The cysts and tumors of the jawbone are usually painless and asymptomatic, which poses a serious threat to patient life quality. Proper and accurate detection at the early stage will effectively relieve patients’ pain and avoid radical segmentation surgery. Similar radiological characteristics of some cysts and tumors pose a severe challenge for the accurate diagnosis of cysts and tumors.

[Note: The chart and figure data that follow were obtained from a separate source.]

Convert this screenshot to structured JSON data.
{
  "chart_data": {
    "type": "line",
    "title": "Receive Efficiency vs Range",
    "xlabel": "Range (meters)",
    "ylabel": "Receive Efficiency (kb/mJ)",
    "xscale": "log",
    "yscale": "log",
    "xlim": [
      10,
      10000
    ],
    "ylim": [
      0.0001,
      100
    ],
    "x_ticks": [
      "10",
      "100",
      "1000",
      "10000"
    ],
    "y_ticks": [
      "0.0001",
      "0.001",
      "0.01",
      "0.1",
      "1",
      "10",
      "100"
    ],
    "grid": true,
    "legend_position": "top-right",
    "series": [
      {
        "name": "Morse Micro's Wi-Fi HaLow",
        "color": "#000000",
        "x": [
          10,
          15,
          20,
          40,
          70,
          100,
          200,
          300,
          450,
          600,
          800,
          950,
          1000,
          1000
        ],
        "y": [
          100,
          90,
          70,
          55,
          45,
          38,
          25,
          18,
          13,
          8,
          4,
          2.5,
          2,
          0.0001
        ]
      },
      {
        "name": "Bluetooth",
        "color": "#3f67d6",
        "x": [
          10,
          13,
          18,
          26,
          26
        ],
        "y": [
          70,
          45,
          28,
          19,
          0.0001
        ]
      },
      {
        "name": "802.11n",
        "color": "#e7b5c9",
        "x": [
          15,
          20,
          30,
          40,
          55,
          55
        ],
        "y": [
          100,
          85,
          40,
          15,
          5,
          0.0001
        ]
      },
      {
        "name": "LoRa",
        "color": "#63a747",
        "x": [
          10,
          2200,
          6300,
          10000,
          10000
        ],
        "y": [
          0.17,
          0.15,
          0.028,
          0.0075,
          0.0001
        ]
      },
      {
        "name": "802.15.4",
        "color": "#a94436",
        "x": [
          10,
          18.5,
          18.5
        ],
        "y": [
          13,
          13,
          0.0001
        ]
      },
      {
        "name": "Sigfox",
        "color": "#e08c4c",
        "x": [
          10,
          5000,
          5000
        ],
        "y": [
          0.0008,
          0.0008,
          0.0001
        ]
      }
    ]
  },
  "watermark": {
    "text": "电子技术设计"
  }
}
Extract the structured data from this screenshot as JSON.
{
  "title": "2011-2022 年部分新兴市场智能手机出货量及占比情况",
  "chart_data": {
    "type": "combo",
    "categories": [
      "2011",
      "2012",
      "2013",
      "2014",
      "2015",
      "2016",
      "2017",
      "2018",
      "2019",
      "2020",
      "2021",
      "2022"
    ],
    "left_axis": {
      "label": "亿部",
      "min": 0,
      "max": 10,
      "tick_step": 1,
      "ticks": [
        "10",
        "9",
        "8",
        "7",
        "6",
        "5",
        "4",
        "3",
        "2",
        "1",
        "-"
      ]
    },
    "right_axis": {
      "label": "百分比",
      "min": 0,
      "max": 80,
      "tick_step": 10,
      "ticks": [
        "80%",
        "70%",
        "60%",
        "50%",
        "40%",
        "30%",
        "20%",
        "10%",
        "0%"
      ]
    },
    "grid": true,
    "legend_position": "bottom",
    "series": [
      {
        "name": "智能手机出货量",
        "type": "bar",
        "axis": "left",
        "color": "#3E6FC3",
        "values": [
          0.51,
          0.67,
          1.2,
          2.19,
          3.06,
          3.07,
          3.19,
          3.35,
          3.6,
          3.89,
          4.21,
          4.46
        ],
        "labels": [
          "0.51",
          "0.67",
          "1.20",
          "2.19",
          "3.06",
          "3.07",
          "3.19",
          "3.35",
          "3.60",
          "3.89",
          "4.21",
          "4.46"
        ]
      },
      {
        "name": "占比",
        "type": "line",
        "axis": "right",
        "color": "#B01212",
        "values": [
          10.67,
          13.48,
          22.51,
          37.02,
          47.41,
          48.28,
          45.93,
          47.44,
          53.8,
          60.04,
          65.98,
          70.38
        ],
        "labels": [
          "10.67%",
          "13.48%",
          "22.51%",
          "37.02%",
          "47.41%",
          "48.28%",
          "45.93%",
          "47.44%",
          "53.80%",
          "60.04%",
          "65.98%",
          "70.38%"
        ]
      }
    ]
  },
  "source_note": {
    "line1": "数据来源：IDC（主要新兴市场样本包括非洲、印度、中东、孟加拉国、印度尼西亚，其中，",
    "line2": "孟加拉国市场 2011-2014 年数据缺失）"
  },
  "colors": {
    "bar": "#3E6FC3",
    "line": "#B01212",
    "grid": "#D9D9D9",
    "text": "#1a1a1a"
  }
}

In this paper, we propose a deep learning-based method for diagnosing the cysts and tumors of the jaw. Unlike existing transfer learning-based methods, our proposed method can achieve promising diagnosis performance with massive healthy samples. We firstly collect 872 lesion panoramic radiographs and 10,000 healthy panoramic radiographs. Some data augmentation strategies are adopted to increase the diversity of training samples. Then, an encoder is pretrained on those massive healthy panoramic radiographs with self-supervised learning. Next, based on the pretrained encoder, a two-branch network is devised to classify the lesion category and segment the lesion area simultaneously. In the two-branch framework, the segmentation sub-network can effectively improve the classification performance and enhance the model’s explainability, which is advantageous for doctors to confirm the diagnosis result further. Further, the location consistency constraint is devised for constraining the consistency of predicted results between the segmentation sub-network and classification sub-network, which can effectively enhance the reliability and explainability of models. Exhaustive experiments demonstrate that the deep learning-based method achieves excellent results. The segmentation results can be served as reliable references for further diagnosis. It provides an effective tool for diagnosing cysts and tumors of the jaw. It’s worth noting that the proposed consistency constraint can be extended to other medical analysis areas, such as breast cancer analysis, hepatocellular carcinoma grading, brain diseases diagnosis. The predicted results with the consistency constraint are interpretable, which is more suitable for real medical diagnosis applications. The experiment results verify that the pretraining way effectively relieves the deep learning-based diagnosis method from relying on massive lesion samples, inspiring for future medical diagnosis tasks. Furthermore, we will focus on studying more techniques for improving the explainability of the medical diagnosis model in the future.